I think there is a way to extend unsafe to answer these concerns. I am not saying this is what I want to happen, I am not decided yet - but well, my brain came up with this idea, so now I’m dropping it here to see whether anybody things it is useful
Proposal: Unsafe types
My proposal is to add the notion of an unsafe type to Rust, e.g.
unsafe pub Vec<T> { ... }
The consequence of this annotation at the type would be that writing to a private field of this type becomes an unsafe operation (this includes “writes” of constructors). Furthermore, taking a mutable borrow of such a field becomes unsafe.
Motivation
The motivation for this is to “fix” the fact that code like evil
in my blog post can cause crashes, without being unsafe. The reason it can cause crashes is that it violates invariants. The reason that this code is not considered unsafe is that Rust does not know that it violates invariants. The solution is to tell it
So, semantically speaking, adding unsafe
to a type means “the private fields of this type may carry additional invariants that you, compiler, do not know anything about”. This has no operational consequences, but it means that whenever someone is writing to such a field, that could potentially break the invariant. The compiler cannot know if this particular write is okay, but it can at least make you aware that there is something extra to check here.
Public fields cannot carry invariants, and are hence excluded from this treatment.
Of course, invariants could also be violated by taking a mutable borrow of such a field and writing through it, so this also has to be unsafe. What would be safe is taking a raw pointer of this field, so if possible &mut v.len as *mut _
could be considered safe. However, I assume that people actually rarely create pointers to such fields and send these pointers all around the world.
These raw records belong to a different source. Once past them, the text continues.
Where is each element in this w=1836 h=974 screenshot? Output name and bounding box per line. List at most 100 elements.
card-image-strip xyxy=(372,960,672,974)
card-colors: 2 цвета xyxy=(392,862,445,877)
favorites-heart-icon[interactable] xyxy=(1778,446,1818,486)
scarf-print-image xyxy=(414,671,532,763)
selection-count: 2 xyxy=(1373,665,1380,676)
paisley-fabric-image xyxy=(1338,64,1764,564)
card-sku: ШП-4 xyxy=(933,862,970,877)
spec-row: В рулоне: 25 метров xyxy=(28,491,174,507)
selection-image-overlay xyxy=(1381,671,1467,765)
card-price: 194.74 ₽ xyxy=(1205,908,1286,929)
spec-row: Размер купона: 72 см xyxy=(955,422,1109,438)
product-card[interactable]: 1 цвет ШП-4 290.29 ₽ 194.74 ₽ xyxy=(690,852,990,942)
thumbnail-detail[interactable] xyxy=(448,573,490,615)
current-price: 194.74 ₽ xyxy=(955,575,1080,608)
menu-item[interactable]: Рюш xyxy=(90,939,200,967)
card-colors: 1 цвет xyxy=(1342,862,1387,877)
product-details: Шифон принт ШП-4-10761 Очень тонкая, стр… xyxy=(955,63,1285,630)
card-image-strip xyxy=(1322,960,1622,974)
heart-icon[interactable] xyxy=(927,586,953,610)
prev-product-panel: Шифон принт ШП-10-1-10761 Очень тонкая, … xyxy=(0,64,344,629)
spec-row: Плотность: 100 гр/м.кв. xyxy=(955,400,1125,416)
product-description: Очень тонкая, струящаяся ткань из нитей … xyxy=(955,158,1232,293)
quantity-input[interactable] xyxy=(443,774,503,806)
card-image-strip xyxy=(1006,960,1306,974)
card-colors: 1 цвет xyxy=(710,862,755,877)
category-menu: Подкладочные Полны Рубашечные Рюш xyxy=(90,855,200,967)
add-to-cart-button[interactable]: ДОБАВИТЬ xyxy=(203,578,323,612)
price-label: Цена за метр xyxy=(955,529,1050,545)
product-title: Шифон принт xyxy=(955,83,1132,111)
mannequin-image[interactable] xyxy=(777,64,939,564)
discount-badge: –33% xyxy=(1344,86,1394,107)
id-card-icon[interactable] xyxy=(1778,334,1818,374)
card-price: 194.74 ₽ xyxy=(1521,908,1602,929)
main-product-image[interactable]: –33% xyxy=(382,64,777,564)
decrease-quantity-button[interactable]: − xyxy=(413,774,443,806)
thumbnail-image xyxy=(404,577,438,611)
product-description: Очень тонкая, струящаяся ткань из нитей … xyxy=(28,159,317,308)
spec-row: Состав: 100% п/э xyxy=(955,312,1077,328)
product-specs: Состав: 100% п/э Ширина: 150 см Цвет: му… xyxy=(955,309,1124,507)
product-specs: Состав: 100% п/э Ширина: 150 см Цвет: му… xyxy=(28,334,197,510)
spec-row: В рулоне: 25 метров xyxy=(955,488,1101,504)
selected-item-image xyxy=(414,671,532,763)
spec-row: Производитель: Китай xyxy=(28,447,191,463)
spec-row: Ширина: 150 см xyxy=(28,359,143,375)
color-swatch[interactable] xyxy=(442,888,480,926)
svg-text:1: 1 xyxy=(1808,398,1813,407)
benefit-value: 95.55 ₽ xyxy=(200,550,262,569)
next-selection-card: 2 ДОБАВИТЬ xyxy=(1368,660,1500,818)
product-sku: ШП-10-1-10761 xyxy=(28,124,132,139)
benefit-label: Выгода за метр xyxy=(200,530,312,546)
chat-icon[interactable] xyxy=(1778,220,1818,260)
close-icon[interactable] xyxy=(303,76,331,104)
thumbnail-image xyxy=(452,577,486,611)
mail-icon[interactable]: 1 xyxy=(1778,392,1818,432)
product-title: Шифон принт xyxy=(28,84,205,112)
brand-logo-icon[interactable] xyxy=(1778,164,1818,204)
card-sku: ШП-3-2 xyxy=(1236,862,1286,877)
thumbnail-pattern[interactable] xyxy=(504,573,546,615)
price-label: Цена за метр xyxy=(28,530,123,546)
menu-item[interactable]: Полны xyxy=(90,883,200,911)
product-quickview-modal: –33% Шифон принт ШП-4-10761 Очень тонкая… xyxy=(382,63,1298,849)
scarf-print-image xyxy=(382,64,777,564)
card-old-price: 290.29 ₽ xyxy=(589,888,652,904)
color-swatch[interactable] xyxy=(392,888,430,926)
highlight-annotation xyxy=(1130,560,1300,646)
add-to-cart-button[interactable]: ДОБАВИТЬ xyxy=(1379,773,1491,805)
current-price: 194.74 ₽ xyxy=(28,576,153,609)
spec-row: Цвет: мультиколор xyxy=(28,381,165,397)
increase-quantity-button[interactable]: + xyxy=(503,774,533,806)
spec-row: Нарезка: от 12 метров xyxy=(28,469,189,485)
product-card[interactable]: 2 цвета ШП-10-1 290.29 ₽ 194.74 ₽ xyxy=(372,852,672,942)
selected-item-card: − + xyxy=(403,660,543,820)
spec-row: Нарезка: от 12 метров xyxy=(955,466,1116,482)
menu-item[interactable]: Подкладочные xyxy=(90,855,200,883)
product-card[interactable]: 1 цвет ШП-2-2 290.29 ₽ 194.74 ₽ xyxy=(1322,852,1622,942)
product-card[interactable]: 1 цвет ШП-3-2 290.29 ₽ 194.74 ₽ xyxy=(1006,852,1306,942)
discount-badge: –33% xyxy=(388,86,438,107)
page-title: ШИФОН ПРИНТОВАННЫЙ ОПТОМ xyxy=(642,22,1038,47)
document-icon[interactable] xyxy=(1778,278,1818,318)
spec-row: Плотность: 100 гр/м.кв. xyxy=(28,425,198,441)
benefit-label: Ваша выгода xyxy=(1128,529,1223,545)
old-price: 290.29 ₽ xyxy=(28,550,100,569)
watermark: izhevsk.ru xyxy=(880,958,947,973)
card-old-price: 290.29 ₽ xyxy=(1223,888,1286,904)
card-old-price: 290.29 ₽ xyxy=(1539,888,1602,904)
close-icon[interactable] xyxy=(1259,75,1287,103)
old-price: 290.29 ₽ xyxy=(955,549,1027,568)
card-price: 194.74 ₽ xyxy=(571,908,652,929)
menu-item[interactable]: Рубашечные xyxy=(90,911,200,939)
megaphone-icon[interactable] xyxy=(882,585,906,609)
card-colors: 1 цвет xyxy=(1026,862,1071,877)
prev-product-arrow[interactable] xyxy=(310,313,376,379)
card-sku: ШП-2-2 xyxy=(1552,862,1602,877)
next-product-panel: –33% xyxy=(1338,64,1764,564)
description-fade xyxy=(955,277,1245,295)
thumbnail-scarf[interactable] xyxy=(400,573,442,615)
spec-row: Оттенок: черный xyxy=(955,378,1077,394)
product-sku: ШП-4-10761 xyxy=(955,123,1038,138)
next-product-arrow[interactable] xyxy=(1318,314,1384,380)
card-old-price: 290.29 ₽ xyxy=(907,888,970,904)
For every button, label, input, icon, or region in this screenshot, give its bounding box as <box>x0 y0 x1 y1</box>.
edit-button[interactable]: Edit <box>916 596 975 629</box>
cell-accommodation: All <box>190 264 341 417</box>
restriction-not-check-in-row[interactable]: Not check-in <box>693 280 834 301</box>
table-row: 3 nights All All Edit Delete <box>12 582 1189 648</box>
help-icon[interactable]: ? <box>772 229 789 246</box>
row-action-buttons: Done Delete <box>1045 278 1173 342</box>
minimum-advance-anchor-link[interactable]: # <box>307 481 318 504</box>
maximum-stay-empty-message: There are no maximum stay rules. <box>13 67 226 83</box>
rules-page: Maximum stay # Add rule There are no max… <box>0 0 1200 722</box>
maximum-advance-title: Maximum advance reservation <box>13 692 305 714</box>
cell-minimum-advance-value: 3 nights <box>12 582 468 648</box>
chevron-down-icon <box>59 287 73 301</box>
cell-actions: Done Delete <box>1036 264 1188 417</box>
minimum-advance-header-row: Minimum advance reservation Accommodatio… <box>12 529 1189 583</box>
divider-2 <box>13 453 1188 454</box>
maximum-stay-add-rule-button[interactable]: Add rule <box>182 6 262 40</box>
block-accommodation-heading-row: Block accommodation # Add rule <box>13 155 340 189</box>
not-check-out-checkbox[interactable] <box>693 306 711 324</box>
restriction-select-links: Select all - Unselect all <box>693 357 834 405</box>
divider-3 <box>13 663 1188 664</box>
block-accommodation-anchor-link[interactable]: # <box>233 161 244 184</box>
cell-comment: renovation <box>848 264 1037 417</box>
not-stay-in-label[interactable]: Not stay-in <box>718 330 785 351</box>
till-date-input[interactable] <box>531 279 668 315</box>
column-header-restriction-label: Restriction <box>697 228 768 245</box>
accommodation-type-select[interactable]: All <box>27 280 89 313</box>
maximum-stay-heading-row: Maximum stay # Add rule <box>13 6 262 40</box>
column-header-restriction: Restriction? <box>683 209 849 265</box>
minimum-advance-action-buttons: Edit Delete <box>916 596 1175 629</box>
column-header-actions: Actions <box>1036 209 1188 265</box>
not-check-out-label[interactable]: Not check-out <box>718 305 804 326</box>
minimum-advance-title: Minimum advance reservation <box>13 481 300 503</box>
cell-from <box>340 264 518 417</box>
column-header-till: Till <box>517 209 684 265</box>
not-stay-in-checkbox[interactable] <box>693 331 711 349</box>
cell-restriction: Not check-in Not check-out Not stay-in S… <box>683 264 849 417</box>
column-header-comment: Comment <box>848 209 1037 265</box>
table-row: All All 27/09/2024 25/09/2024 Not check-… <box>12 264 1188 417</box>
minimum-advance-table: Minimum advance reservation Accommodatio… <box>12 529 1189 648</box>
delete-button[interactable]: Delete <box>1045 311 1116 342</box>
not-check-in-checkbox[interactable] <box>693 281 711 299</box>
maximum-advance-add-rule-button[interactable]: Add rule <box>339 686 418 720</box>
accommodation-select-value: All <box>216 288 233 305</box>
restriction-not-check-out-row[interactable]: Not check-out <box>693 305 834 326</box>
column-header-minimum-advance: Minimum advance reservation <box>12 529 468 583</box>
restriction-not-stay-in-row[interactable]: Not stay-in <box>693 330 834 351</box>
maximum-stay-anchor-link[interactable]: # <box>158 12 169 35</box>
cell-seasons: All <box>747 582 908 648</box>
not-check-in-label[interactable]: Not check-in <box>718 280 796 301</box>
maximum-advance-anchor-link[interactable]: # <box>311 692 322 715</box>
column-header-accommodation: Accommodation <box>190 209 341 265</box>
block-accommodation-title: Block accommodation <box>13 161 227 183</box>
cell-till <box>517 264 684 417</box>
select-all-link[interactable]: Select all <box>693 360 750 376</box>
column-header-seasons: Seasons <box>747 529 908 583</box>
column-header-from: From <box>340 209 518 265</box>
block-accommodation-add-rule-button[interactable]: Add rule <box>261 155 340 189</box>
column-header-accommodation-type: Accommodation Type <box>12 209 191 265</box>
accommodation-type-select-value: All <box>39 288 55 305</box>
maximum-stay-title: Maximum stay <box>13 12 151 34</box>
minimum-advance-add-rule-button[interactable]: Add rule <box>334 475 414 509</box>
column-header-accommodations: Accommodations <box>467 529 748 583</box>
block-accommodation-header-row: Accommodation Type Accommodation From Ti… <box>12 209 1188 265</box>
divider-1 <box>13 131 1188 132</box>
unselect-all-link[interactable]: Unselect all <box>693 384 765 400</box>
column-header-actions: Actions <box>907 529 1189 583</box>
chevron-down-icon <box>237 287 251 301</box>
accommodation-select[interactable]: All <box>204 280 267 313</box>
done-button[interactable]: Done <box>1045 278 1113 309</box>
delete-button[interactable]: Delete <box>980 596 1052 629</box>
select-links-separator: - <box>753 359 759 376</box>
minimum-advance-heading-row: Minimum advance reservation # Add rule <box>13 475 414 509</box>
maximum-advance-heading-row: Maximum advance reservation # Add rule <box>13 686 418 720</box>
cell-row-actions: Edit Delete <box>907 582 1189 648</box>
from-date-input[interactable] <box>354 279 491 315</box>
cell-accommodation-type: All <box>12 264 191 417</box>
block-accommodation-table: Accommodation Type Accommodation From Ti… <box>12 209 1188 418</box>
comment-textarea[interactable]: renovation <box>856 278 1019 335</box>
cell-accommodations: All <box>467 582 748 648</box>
That would be dangerous exactly because everybody writing through these pointers has to be aware of the invariants.
Drawbacks
This adds more stuff to the language, extra complexity should not be added without a good reason.
This does not automatically make anything safer, or point programmers to anything new. People still have to actually tell the compiler that a particular type has additional invariants, if they forget, we’re back to the status quo.
But I think programmers usually, intuitively, know about the distinction between unsafe
code that relies on local invariants within the same function, and unsafe
code that relies on invariants which are maintained as a coordinated effort of the entire module. They only have to remember once to tell the compiler that a particular type carries such invariants, and then the compiler will keep reminding them that they have to double-check every write.
I don’t think we have a way to mark just the “left-hand part of an assignment” as unsafe, so e.g. an assignment to the len
field of a vector would now have to be
unsafe { v.len = f(); }
such that the unsafe
block also covers the entire right-hand side of the assignment. This is unnecessary. In principle, we could allow
unsafe { v.len } = f();
but I don’t think unsafe
l-values are a thing right now (and this is even worse, since this is only unsafe
if the l-value is used for writing). One could write
*unsafe{ &mut v.len } = f();
but oh my, please not^^.
Alternatives
The effect of the type annotation could be expanded to public fields. This would make the rule simpler. I think this is useless for public types, since public fields of public types cannot carry any useful invariant, and instead of making the rest of the world write unsafe
around writes to this field, you can just make it private. (Are there any examples of public types with additional invariants that also have public fields?) But maybe there’s a use-case here for public fields in private types. I don’t think however that this justifies adding an extra dependency on the visibility of the type.
Not just writes, but also reads could be considered unsafe
.
This would be necessary if the invariant of the user on this field is actually weaker than the base type, so that reading from this field and assuming it has the announced types would be wrong.
However, we have some types that come with so little (read: no) a-priori promises that I can’t think of any case where this is useful, and having the given type of the field be a lower bound to its actual, semantic type is, I think, a useful piece of documentation.
Instead of unsafe
types, we could have unsafe
fields, to mark the individual fields that carry additional invariants. These fields would have to be private. This may require more writing for types with many fields that carry invariants, but on the plus side this answers all questions about whether only private or also public fields are covered.